On Wednesday, Shapiro tweeted the following:
Objectively best pick for Biden is Sri Srinivasan, who is solid prog & v smart. Even has identify politics benefit of being first Asian (Indian) American. But alas doesn't fit into the latest intersectionality hierarchy so we'll get lesser black woman. Thank heaven for small favors?
Because Biden said he's only consider[ing] black women for SCOTUS, his nominee will always have an asterisk attached. Fitting that the Court takes up affirmative action next term.
I sincerely and deeply apologize for some poorly drafted tweets I posted late Wednesday night. Issues of race are of course quite sensitive, and debates over affirmative action are always fraught. My intent was to convey my opinion that excluding potential Supreme Court candidates, most notably Chief Judge Srinivasan, simply because of their race or gender, was wrong and harmful to the long term reputation of the Court. It was not to cast aspersions on the qualifications of a whole group of people, let alone question their worth as human beings. A person's dignity and worth simply do not, and should not, depend on any immutable characteristic. Those who know me know that I am sincere about these sentiments, and I would be more than happy to meet with any of you who have doubts about the quality of my heart.
In seeking to join the Georgetown community, I wanted to contribute to your worthy mission to educate students, inform the public, and engage in the battle of legal ideas that lead to justice and fairness. I still want to do that. Recklessly framed tweets like this week's obviously don't advance that mission, for which I am also truly sorry. Regardless of whether anyone agrees or disagrees with me on a host of legal and policy issues, I can and will do better with regard to how I communicate my positions.
Shapiro's wording was certainly misguided, as he freely admits. But it's not right to say he had asserted that black women as a category would make poor Supreme Court justices. Rather, he indicated that he thought the absolute best choice—from a progressive standpoint—was a specific judge, Sri Srinivasan (an Indian American and member of the Hindu faith, which would also be a first for the Court). In his tweet, Shapiro was lamenting that Biden's commitment to choosing a justice who fits a specific demographics profile would preclude him from making this selection.
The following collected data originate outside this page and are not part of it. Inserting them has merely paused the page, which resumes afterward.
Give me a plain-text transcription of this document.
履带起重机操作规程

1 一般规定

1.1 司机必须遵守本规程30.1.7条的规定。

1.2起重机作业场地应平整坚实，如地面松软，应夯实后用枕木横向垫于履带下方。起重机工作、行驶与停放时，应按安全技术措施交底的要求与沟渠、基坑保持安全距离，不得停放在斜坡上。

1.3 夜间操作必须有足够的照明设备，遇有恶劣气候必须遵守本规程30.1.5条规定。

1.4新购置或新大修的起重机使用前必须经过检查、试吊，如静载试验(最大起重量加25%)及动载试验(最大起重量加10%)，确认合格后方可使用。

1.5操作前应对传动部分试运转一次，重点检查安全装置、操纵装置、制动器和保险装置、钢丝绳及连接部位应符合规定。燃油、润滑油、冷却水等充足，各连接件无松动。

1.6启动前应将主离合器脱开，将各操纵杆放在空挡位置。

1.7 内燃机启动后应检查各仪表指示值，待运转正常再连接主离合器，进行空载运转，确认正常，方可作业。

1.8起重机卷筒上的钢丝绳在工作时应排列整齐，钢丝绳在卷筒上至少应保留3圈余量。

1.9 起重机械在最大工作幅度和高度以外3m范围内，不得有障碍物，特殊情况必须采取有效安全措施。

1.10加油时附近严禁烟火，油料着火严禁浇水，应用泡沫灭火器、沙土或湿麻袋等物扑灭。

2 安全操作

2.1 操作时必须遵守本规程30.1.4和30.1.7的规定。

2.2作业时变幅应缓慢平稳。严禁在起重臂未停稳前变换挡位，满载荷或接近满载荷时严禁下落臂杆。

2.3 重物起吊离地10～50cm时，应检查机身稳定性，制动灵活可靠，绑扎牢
This is an understandable opinion. While ensuring that the Supreme Court better reflects the diversity of the country is a worthwhile goal, there are many ways to accomplish this. (Currently, eight of the nine justices attended law school at either Harvard or Yale—Biden could look outside the Ivy League, for one.) It is fine to criticize the idea that Biden's primary and overriding criteria would be along racial and gender lines.
The phrasing "lesser black woman" was particularly ugly by itself, of course, but is being misconstrued by those calling for Shapiro to be fired. Members of the Georgetown community are not wrong to demand more precise wording from someone of Shapiro's stature, but given that he has apologized, the university should accept this and move on. If Georgetown's administration were to fire Shapiro, it would be tacitly endorsing the unfair smear that he is a racist and a sexist.